Le monde de Dwarf Fortress devient une fresque numérique pointilliste où chaque point aurait du sens et une existence, à la fois dans le cadre précis de la partie du joueur, mais aussi dans le grand mythe de la carte globale générée procéduralement.

Libre à vous de télécharger les cartes des autres joueurs et de les explorer, torche à la main, ou même de prolonger leur histoire tragique ou glorieuse.

Si le jeu est gratuit, il est possible de faire une donation. Ceux qui le font ont droit à une petite histoire écrite par le créateur du jeu, à partir de l’interprétation d’une série de caractères.

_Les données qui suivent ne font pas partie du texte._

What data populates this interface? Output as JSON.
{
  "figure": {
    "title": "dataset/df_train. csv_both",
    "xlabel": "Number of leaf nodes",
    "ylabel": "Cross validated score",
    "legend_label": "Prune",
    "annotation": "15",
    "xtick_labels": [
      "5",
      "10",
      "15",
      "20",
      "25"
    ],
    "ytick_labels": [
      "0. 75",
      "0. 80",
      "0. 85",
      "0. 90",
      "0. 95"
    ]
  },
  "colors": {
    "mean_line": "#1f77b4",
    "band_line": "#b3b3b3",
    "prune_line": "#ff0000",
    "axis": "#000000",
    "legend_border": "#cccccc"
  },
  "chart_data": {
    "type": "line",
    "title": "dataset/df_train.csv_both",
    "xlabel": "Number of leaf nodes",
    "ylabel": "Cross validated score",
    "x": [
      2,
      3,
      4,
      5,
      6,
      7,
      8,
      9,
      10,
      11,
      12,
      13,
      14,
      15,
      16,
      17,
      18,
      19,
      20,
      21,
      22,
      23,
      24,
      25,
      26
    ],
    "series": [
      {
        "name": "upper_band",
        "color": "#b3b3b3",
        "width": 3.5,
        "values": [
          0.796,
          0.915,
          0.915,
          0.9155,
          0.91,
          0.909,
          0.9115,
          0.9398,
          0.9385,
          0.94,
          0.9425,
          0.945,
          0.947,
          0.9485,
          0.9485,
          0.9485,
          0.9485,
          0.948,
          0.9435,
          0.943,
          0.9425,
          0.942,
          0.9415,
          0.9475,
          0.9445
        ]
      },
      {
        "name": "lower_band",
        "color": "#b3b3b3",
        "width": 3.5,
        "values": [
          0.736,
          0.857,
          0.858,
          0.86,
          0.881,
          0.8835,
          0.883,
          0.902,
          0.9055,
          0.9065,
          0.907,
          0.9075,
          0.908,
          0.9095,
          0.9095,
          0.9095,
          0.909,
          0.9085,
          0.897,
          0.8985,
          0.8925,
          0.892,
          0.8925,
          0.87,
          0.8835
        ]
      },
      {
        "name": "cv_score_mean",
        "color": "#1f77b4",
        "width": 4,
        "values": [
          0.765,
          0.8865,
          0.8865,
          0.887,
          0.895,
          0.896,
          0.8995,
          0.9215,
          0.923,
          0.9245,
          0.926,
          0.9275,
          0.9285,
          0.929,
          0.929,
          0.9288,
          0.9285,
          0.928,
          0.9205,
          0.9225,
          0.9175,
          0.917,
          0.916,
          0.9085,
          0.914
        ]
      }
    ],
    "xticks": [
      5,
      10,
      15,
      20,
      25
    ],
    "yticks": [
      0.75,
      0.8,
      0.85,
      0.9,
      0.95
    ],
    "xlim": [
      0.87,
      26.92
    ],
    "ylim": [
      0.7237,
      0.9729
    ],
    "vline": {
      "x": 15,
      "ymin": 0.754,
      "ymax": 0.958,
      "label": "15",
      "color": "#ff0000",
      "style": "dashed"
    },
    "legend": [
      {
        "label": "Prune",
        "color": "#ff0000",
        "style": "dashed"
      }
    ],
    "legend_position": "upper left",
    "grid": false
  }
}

Ainsi, « c » représente un chat.

c@,.ccccccccccc@ccccc@ccc@cccccccccc

Kittens roamed through the halls, as dwarf tanner Kramer worked the cat skins. It seemed his work would never end. The uncounted vermin in the fortress made the cat bellies full, and they bred out of control. Baron Zarkin issued a final order: “Suffer no cat to live.” Death squads searched the corridors for felines, and brought the bodies to Kramer. It was a tough job; Kramer admired cats for their aloofness. Someone tapped him on the shoulder. It was cat-lord Tainaria.

“Who are you?” asked Kramer.

“Who I am is not important,” said the beast-woman. “Don’t you feel that what you are doing is wrong?”

“Yes,” said the dwarf, “but…”

Les créateurs envisagent l’idée de se séparer de la représentation ASCII historique de Dwarf Fortress à l’avenir lors de la complétion du développement du jeu. C’est un rappel intéressant de la dualité artistique et commerciale qui correspond aujourd’hui à l’objet jeu vidéo. L’évolution de la direction artistique en dira certainement beaucoup à ce sujet.